I am going to ski. Maybe it doesn’t sound strange to you. But it is. I can not ski at all nor do I have any desire to do so, but I won a trip. And now I am getting prepared for a week of ‘extreme sports and some strange Norwegian language.
Norwegian love affairs
“You have to wear layers, so first the thermo then the fleece and then you top it off with the soft shells.” Ski socks, ski trousers, ski underwear. Of course I possess none of this, so I go to friends begging them to help complete my outfit. I realize I am probably the only person on earth that does not ski. I borrow a fleece from one person, a soft shell from another. And as of today I am the proud owner of purple ski trousers, a bright red ski jacket and an orange soft shell.
Norwegians are snowblind
I sincerely hope Norwegians are snowblind when I lie there, dazzling, in the Norwegian snow. Wistfully I think back to one time in the United States. I was fifteen, going down Mount Christal in Washington State on ski’s. Only to impress that nice guy from 11th grade.
I possessed no skiing gear whatsoever. In jeans and completely inexperienced, I threw myself of that mountain. That the boy did not so much as notice me was probably because I came down holding all the bushes that I had passed during my wild ride, so when I got to the bottom, I ended up with an entire wood in my arms.
Reindeer
To be quite honest, I had kind of hoped to pass the week sitting in sledges pulled by dogs and horse carriages. But when I consulted a map of Hallingdal, it became clear that this wasn’t the area where working animals are being used.

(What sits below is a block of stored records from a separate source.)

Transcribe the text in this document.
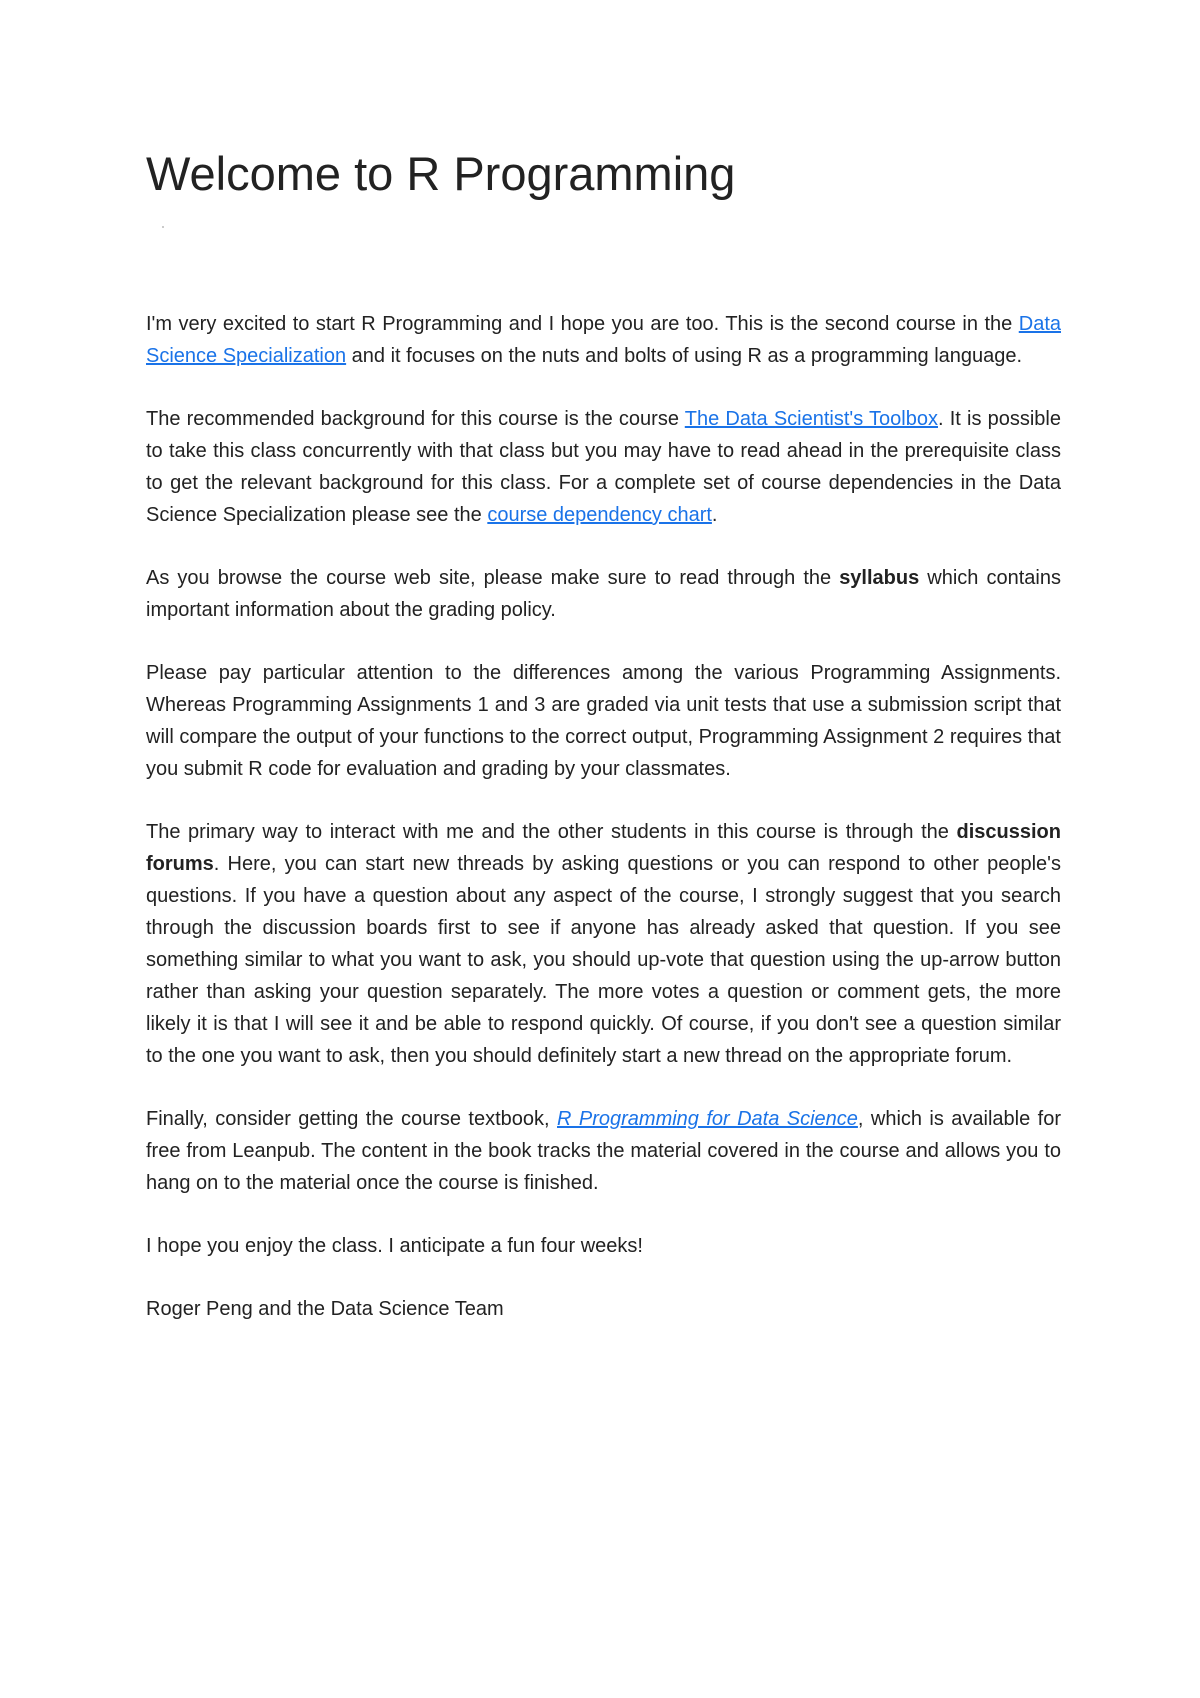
Welcome to R Programming

I'm very excited to start R Programming and I hope you are too. This is the second course in the Data Science Specialization and it focuses on the nuts and bolts of using R as a programming language.

The recommended background for this course is the course The Data Scientist's Toolbox. It is possible to take this class concurrently with that class but you may have to read ahead in the prerequisite class to get the relevant background for this class. For a complete set of course dependencies in the Data Science Specialization please see the course dependency chart.

As you browse the course web site, please make sure to read through the syllabus which contains important information about the grading policy.

Please pay particular attention to the differences among the various Programming Assignments. Whereas Programming Assignments 1 and 3 are graded via unit tests that use a submission script that will compare the output of your functions to the correct output, Programming Assignment 2 requires that you submit R code for evaluation and grading by your classmates.

The primary way to interact with me and the other students in this course is through the discussion forums. Here, you can start new threads by asking questions or you can respond to other people's questions. If you have a question about any aspect of the course, I strongly suggest that you search through the discussion boards first to see if anyone has already asked that question. If you see something similar to what you want to ask, you should up-vote that question using the up-arrow button rather than asking your question separately. The more votes a question or comment gets, the more likely it is that I will see it and be able to respond quickly. Of course, if you don't see a question similar to the one you want to ask, then you should definitely start a new thread on the appropriate forum.

Finally, consider getting the course textbook, R Programming for Data Science, which is available for free from Leanpub. The content in the book tracks the material covered in the course and allows you to hang on to the material once the course is finished.

I hope you enjoy the class. I anticipate a fun four weeks!

Roger Peng and the Data Science Team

The only animals I might bump into are reindeer. “Always stop for a reindeer, because a reindeer never travels alone”, I read in the chapter a warning to our travellers. I also learn that reindeer’s are not doing too well due to the climate change and that they do better when castrated. But that turns out to be rather expensive so the Sami, the native people in the north of Scandinavia, do this with their teeth. I think I am sort of glad I didn’t win a trip to Lapland.
The second part of my preparations involves learning Norwegian. Of course I don’t want to end up not having a word to say for my self out there in these fjords, so I do a course of Norwegian for dummies. However, I stumble upon some disturbing matters.

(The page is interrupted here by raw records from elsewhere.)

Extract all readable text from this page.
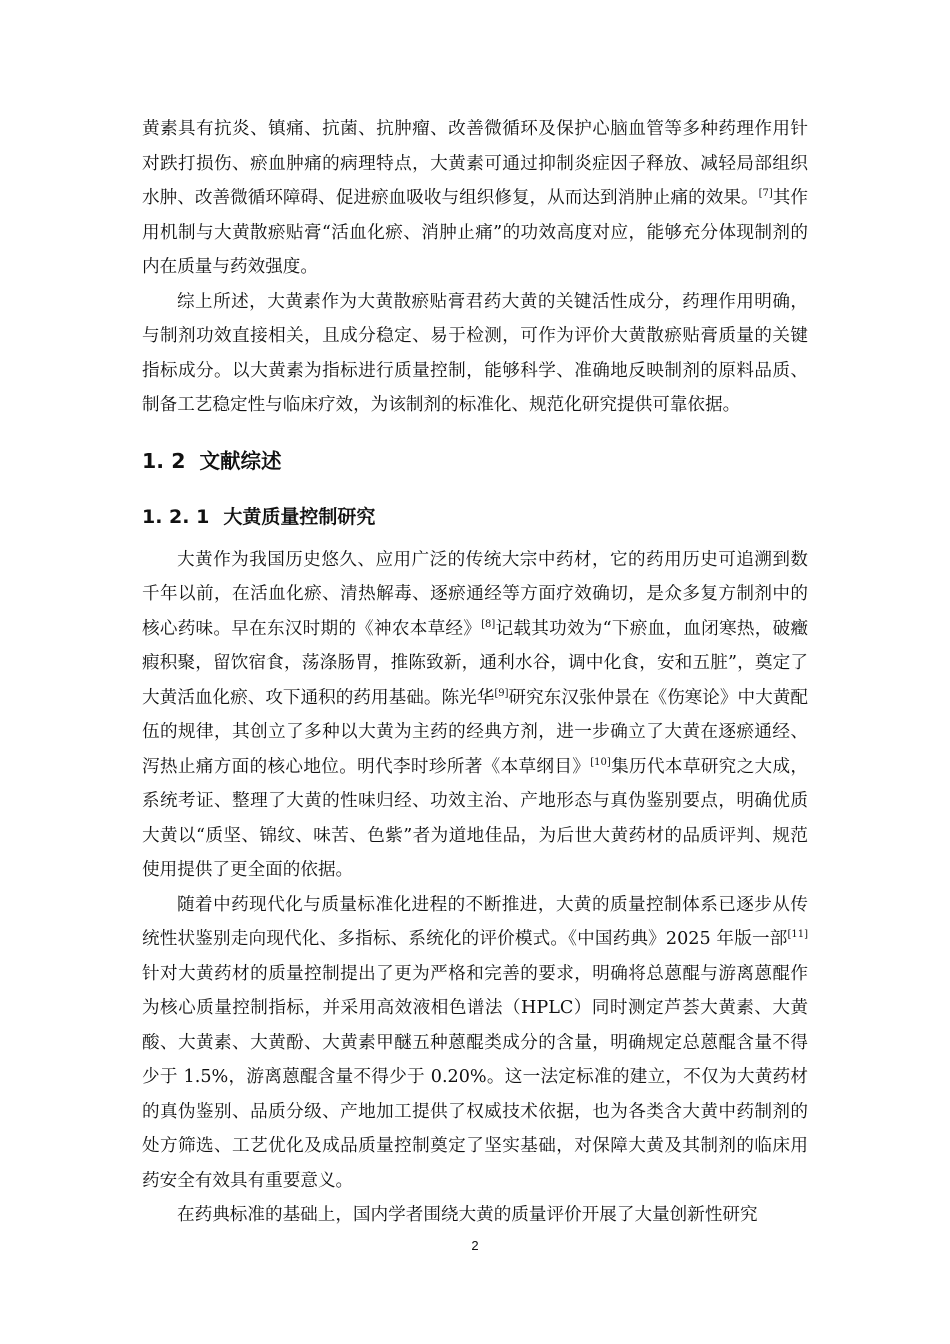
黄素具有抗炎、镇痛、抗菌、抗肿瘤、改善微循环及保护心脑血管等多种药理作用针对跌打损伤、瘀血肿痛的病理特点，大黄素可通过抑制炎症因子释放、减轻局部组织水肿、改善微循环障碍、促进瘀血吸收与组织修复，从而达到消肿止痛的效果。[7]其作用机制与大黄散瘀贴膏“活血化瘀、消肿止痛”的功效高度对应，能够充分体现制剂的内在质量与药效强度。

综上所述，大黄素作为大黄散瘀贴膏君药大黄的关键活性成分，药理作用明确，与制剂功效直接相关，且成分稳定、易于检测，可作为评价大黄散瘀贴膏质量的关键指标成分。以大黄素为指标进行质量控制，能够科学、准确地反映制剂的原料品质、制备工艺稳定性与临床疗效，为该制剂的标准化、规范化研究提供可靠依据。

1. 2 文献综述
1. 2. 1 大黄质量控制研究

大黄作为我国历史悠久、应用广泛的传统大宗中药材，它的药用历史可追溯到数千年以前，在活血化瘀、清热解毒、逐瘀通经等方面疗效确切，是众多复方制剂中的核心药味。早在东汉时期的《神农本草经》[8]记载其功效为“下瘀血，血闭寒热，破癥瘕积聚，留饮宿食，荡涤肠胃，推陈致新，通利水谷，调中化食，安和五脏”，奠定了大黄活血化瘀、攻下通积的药用基础。陈光华[9]研究东汉张仲景在《伤寒论》中大黄配伍的规律，其创立了多种以大黄为主药的经典方剂，进一步确立了大黄在逐瘀通经、泻热止痛方面的核心地位。明代李时珍所著《本草纲目》[10]集历代本草研究之大成，系统考证、整理了大黄的性味归经、功效主治、产地形态与真伪鉴别要点，明确优质大黄以“质坚、锦纹、味苦、色紫”者为道地佳品，为后世大黄药材的品质评判、规范使用提供了更全面的依据。

随着中药现代化与质量标准化进程的不断推进，大黄的质量控制体系已逐步从传统性状鉴别走向现代化、多指标、系统化的评价模式。《中国药典》2025 年版一部[11]针对大黄药材的质量控制提出了更为严格和完善的要求，明确将总蒽醌与游离蒽醌作为核心质量控制指标，并采用高效液相色谱法（HPLC）同时测定芦荟大黄素、大黄酸、大黄素、大黄酚、大黄素甲醚五种蒽醌类成分的含量，明确规定总蒽醌含量不得少于 1.5%，游离蒽醌含量不得少于 0.20%。这一法定标准的建立，不仅为大黄药材的真伪鉴别、品质分级、产地加工提供了权威技术依据，也为各类含大黄中药制剂的处方筛选、工艺优化及成品质量控制奠定了坚实基础，对保障大黄及其制剂的临床用药安全有效具有重要意义。

在药典标准的基础上，国内学者围绕大黄的质量评价开展了大量创新性研究

2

They seem to be people of few words. I mean when you want to say: “Excuse me I didn’t quite catch what you were saying, can you repeat that?” Apparently all you have to say is: hae! And full means you are absolutely drunk. But when I peek in the chapter sex and romance I fear the worst.
Change of falling in love
Let me explain, I check that chapter because this week it came out that the chance of falling in love during a skiing trip is much higher than at home. According to a study of Dr. Niall MacFarlane of the university of Glasgow, a young woman is found twice as attractive under circumstances we know as ‘extreme sports’.
Whether I still count as a young woman might be doubtful but since cross country skiing is an extreme sport I’d better be prepared for an unforeseen liaison.
Sex and romance
In the crash course you find some amazing sentences under Sex and Romance, for example: “I adore your blushes” But then, I perceive something strange among the genitals. Aquarium! Aquarium? And a little further in the very educative chapter titled: Stay the night or rather not? I find steam train.
Completely confused I continue browsing: Problems in the big city. Not that I am going to any big city but the problems are very reassuring. No robberies or violence but simple incidents like: “I am lost, could you please walk with me.” Apparently that is what they do in Norway. They walk with lost strangers.
Skiing, leave alone an extreme sport like cross country skiing, can’t be found in my book, but I have been thinking. If I happen to get lost, I just take a hold of a nice Norwegian and ask him whether he fancies walking with me. To the aquarium maybe or the steam train.